Lash was standing by the judges’ table. He was still wearing his helmet but had taken off his glasses. The skateboard was tucked under his arm. He was being interviewed by Dirk Cordoba, a local television sports announcer. Dunc and Amos stopped and waited for the interview to end.
“Another incredible display of aerial acrobatics,” Dirk said. “Lash Malesky, how do you do it?” Dirk wasn’t looking at Lash. He was watching the camera.
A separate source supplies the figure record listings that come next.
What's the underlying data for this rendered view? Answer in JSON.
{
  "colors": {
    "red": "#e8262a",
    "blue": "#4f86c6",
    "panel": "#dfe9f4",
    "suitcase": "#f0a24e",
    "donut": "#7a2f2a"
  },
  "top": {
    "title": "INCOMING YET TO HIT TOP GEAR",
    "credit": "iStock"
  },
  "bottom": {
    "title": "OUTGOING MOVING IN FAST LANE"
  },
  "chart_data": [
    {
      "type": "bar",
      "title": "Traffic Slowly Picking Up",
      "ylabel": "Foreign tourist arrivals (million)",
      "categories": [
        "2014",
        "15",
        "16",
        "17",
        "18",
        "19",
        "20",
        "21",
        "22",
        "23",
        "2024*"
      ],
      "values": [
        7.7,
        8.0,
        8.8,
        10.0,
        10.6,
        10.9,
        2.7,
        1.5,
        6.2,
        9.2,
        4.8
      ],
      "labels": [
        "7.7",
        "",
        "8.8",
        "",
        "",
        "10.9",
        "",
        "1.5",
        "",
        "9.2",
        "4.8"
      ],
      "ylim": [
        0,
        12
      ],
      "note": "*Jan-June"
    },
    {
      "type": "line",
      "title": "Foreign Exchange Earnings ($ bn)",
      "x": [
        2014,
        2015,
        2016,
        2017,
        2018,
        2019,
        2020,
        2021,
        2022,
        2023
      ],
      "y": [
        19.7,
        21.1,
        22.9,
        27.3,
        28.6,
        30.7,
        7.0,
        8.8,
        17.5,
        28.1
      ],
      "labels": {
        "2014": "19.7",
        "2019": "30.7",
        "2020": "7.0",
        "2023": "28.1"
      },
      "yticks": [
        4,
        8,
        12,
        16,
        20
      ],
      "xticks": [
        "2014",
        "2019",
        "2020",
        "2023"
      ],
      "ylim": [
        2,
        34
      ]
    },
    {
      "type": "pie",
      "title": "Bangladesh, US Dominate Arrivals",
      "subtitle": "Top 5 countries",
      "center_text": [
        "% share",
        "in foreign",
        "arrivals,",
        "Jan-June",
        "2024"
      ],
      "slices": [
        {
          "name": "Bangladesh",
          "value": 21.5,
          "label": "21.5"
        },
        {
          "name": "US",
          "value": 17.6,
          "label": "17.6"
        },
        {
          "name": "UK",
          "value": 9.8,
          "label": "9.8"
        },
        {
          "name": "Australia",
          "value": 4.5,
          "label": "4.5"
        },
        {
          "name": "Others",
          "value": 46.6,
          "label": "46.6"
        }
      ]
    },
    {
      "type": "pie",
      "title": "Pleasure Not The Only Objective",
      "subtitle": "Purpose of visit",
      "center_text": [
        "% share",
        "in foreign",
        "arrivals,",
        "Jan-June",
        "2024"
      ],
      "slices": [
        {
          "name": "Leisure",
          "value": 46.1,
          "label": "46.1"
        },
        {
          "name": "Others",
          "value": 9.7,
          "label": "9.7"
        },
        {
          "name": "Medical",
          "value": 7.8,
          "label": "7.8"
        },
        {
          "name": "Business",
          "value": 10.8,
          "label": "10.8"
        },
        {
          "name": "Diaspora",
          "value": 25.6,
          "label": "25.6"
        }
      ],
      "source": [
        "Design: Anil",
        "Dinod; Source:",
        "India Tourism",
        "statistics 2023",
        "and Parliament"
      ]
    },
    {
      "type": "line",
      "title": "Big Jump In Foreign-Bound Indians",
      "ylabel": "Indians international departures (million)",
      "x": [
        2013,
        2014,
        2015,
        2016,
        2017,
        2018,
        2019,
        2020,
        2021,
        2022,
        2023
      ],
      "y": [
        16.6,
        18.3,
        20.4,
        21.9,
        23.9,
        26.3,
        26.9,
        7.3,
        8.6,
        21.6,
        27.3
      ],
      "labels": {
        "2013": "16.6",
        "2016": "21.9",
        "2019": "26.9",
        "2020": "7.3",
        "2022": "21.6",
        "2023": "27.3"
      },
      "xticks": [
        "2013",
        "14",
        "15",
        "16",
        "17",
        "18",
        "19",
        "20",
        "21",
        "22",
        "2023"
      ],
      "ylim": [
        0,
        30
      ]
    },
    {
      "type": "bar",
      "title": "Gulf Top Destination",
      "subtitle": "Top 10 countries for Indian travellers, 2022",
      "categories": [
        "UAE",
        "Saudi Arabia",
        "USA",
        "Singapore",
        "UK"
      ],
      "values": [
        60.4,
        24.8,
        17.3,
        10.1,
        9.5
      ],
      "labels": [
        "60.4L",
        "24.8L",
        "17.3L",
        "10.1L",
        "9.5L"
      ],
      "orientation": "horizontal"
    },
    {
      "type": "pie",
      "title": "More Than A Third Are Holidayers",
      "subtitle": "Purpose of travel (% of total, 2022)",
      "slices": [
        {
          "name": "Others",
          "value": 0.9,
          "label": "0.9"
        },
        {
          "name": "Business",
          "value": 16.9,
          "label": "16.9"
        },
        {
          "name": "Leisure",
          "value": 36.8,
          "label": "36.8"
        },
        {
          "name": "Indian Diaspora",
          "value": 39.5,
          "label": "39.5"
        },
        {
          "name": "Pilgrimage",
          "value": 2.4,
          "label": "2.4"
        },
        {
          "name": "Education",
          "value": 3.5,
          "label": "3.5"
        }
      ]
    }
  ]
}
He had a big plastic smile on his face. The microphone was in one hand, and with a finger he flicked a gob of makeup out of the cleft in his chin.
“Awesome, Dirk,” Lash said. “It’s stoked, smoking to the wall—”
“Isn’t that a new board, Lash?” Dirk interrupted. He pointed at the board without taking his eyes off of the camera. “It isn’t the same one you used at the Nationals last year, is it?”
“Rad. Barrelling—”
“I noticed it says ‘Maggie’ across the top.” Amos was amazed that Dirk could notice so much without ever taking his eyes off the camera.
“Tweak—”
“Well, thank you very much for your time, Lash,” Dirk said. “I wish you the best for the rest of the day and the finals tomorrow.”
“Boned—”
“This is Dirk Cordoba with skateboarding ace Lash Malesky. Back to you in the booth, George.” He kept smiling until the red light on the top of the camera turned off. The smile went off with the light.